Key benefits of OpenDeFi:

  • Users have a decentralized path to gaining exposure to real-world assets such as gold and silver.
  • Instantly trade between different asset classes with low slippage and no liquidity barriers.
  • Take out instant crypto loans using your assets as collateral.
  • Earn rewards for participating in the network via liquidity mining programs.
  • Earn interest from staking.
  • Designed for cross-chain support, not stuck on one network.

It’s important to understand that OpenDeFi is not a synthetic asset generation protocol such as PerlinX. Meaning the tokenized gold bars are not minted out of thin air to just track an asset price. As a result, there are real gold bars in a secure vault with independent daily audits and it complies with international regulations. A process OpenDeFi shows is possible via their proof of concept: Oropocket.

What is OroPocket?

You could see OroPocket as the backend infrastructure for OpenDeFi, essentially, it is the wallet where users can manage their tokenized assets. Whereas holding fiat currency loses value every day through inflation, OroPocket lets you keep your money in real-world assets.

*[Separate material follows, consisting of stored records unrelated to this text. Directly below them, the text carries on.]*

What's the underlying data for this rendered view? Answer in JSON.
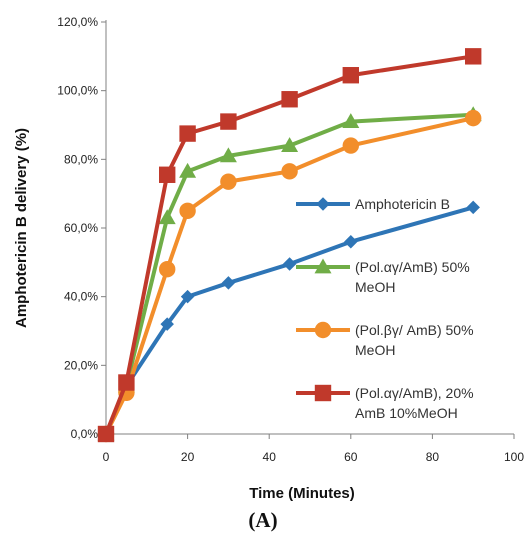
{
  "chart_data": {
    "type": "line",
    "xlabel": "Time (Minutes)",
    "ylabel": "Amphotericin B delivery (%)",
    "panel_label": "(A)",
    "xlim": [
      0,
      100
    ],
    "ylim": [
      0,
      120
    ],
    "x_ticks": [
      "0",
      "20",
      "40",
      "60",
      "80",
      "100"
    ],
    "x_tick_values": [
      0,
      20,
      40,
      60,
      80,
      100
    ],
    "y_ticks": [
      "0,0%",
      "20,0%",
      "40,0%",
      "60,0%",
      "80,0%",
      "100,0%",
      "120,0%"
    ],
    "y_tick_values": [
      0,
      20,
      40,
      60,
      80,
      100,
      120
    ],
    "grid": false,
    "legend_position": "right",
    "series": [
      {
        "name_lines": [
          "Amphotericin B"
        ],
        "color": "#2e75b6",
        "marker": "diamond",
        "x": [
          0,
          5,
          15,
          20,
          30,
          45,
          60,
          90
        ],
        "y": [
          0,
          14,
          32,
          40,
          44,
          49.5,
          56,
          66
        ]
      },
      {
        "name_lines": [
          "(Pol.αγ/AmB) 50%",
          "MeOH"
        ],
        "color": "#70ad47",
        "marker": "triangle",
        "x": [
          0,
          5,
          15,
          20,
          30,
          45,
          60,
          90
        ],
        "y": [
          0,
          14,
          63,
          76.5,
          81,
          84,
          91,
          93
        ]
      },
      {
        "name_lines": [
          "(Pol.βγ/ AmB) 50%",
          "MeOH"
        ],
        "color": "#f28e2b",
        "marker": "circle",
        "x": [
          0,
          5,
          15,
          20,
          30,
          45,
          60,
          90
        ],
        "y": [
          0,
          12,
          48,
          65,
          73.5,
          76.5,
          84,
          92
        ]
      },
      {
        "name_lines": [
          "(Pol.αγ/AmB), 20%",
          "AmB 10%MeOH"
        ],
        "color": "#c0392b",
        "marker": "square",
        "x": [
          0,
          5,
          15,
          20,
          30,
          45,
          60,
          90
        ],
        "y": [
          0,
          15,
          75.5,
          87.5,
          91,
          97.5,
          104.5,
          110
        ]
      }
    ]
  }
}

Through OroPocket users can do the following:

  • Transfer assets around the world instantly.
  • Spend instantly with an asset-backed crypto debit card.
  • Stake to receive a flash loan.
  • Earn yield on all the assets held in the wallet.

All the tokens held in OroPocket are 100% insured, backed by physical assets held by a custodian (not the company), and audited every day by third parties.

Looking to the future: ORO Token

ORO the governance token for the platform will start trading on Uniswap this month. As development is community-driven, token holders will be able to vote on decisions that concern protocol parameters and which assets are available.

Investors interested in joining the public sale on Uniswap should note the following:

  • The initial supply is 100,000,000 ORO and the tokenomics are inflationary.
  • There are plans for buybacks and burning events, though this will only really start once the protocol is live.
  • OpenDeFi went through a round of private investment which raised $1 million. A percentage of these tokens will unlock during TGE (Token Generation Event).

Currently, the mainnet launch will focus on tokenizing Gold & Silver. However, the team intends to add other assets such as stocks, exchange-traded funds, wine, whisky, and real estate. Furthermore, the development team is building on Ethereum along with using Matic and Tezos as a Layer 2 solution. Excitingly, this means the platform should not face scalability issues caused by high network fees and congestion.